The renaming was not without controversy, however. The group Concerned Caprivians (or Caprivi Concerned Group) released a press statement expressing concern over the name change as well as Delimitation Commission boundary and constituency demarcation changes. Caprivi African National Union (CANU) party secretary general Robert Sililo argued that the renaming was motivated by a desire to dilute Caprivian identity and history. A statement from Concerned Caprivians read, "the name change from Caprivi to Zambezi is destined to destroy our identity and history as a symbol of renaissance, the dilution of political foundations in the identity of CANU party".

==Demographics==
As of 2023, Zambezi is home to 142,373 inhabitants. In the general population, women outnumber men, with 97 males per 100 females. The population is majority rural, with only 33.9% living in urban settlements. The population density is 9.7 people per km^{2}. 16.5% of residents are not Namibian citizens. There are 37,296 private households, averaging 3.7 members.
The population is growing at an annual rate of 3.8%, with a fertility rate of 4.5 children per woman. 16.1% is under 5, 23.7% 5-14, 34.1% 15-34, 20.6% 35-59, and 5.4% over 60.
===Marriage status===
47.5% of the adult population is married, either with certificate (4.2%), traditionally (30.5%), in a consensual union (5.0%), divorced (3.6%), or widowed (3.9%). 6.7% of the current youth population married before age 18.
===Education and employment===
The literacy rate has decreased from 2011 to 83.3%. 18.1% percent of pre-primary youth attend Early Childhood Development (ECD) programs. The maximum level of educational attainment is mostly primary (43.3%), with only 28.6% pursuing secondary education and 11.2% pursuing tertiary education. 12.2% has no educational attainment.

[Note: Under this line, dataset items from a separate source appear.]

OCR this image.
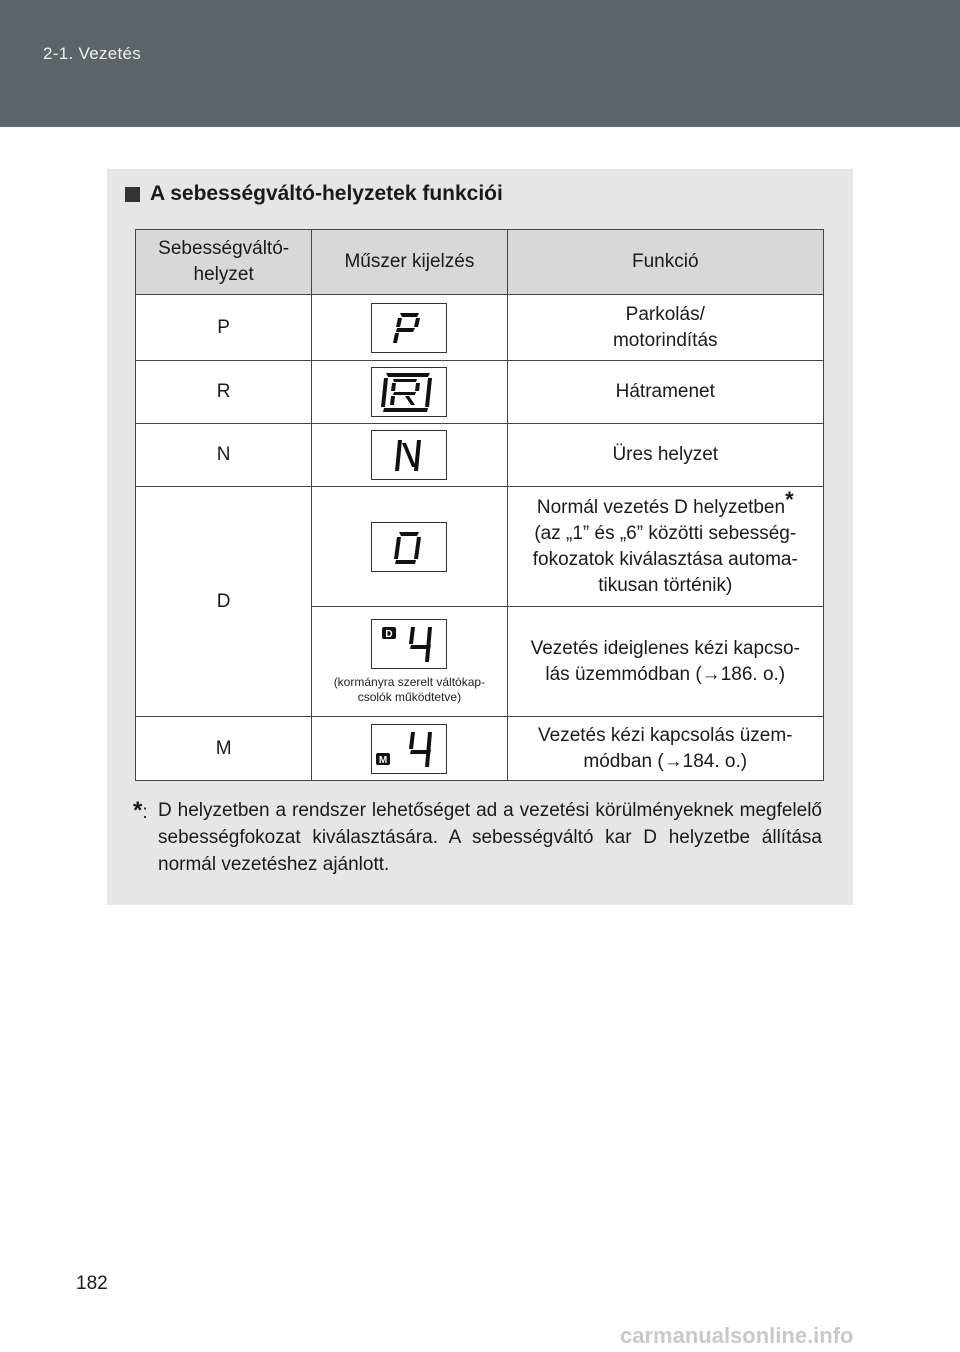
2-1. Vezetés
A sebességváltó-helyzetek funkciói
Sebességváltó-
helyzet	Műszer kijelzés	Funkció
P		Parkolás/
motorindítás
R		Hátramenet
N		Üres helyzet
D		Normál vezetés D helyzetben*
(az „1” és „6” közötti sebesség-
fokozatok kiválasztása automa-
tikusan történik)

D
(kormányra szerelt váltókap-
csolók működtetve)	Vezetés ideiglenes kézi kapcso-
lás üzemmódban (→186. o.)
M	M	Vezetés kézi kapcsolás üzem-
módban (→184. o.)
*: D helyzetben a rendszer lehetőséget ad a vezetési körülményeknek megfelelő sebességfokozat kiválasztására. A sebességváltó kar D helyzetbe állítása normál vezetéshez ajánlott.
182
carmanualsonline.info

37.8% of inhabitants earn a wage or salary as their primary source of income, 10.1% receive an old-age pension, 13.3% rely on farming, and 13% are involved in non-farming business.
===Technology access===
From 2011 to 2023, technology access largely improved. As of 2023, 84.2% of the population has access to safe drinking water, compared to 73.2% in 2011. 23% have access to toilet facilities, a 3.5% decrease. The proportion of the population that has access to electricity for lighting has risen from 32% to 36.3% since 2011. Access to the internet has risen to 20.7%, while cellphone ownership is relatively similar at 44.9% (from 42.2% in 2011).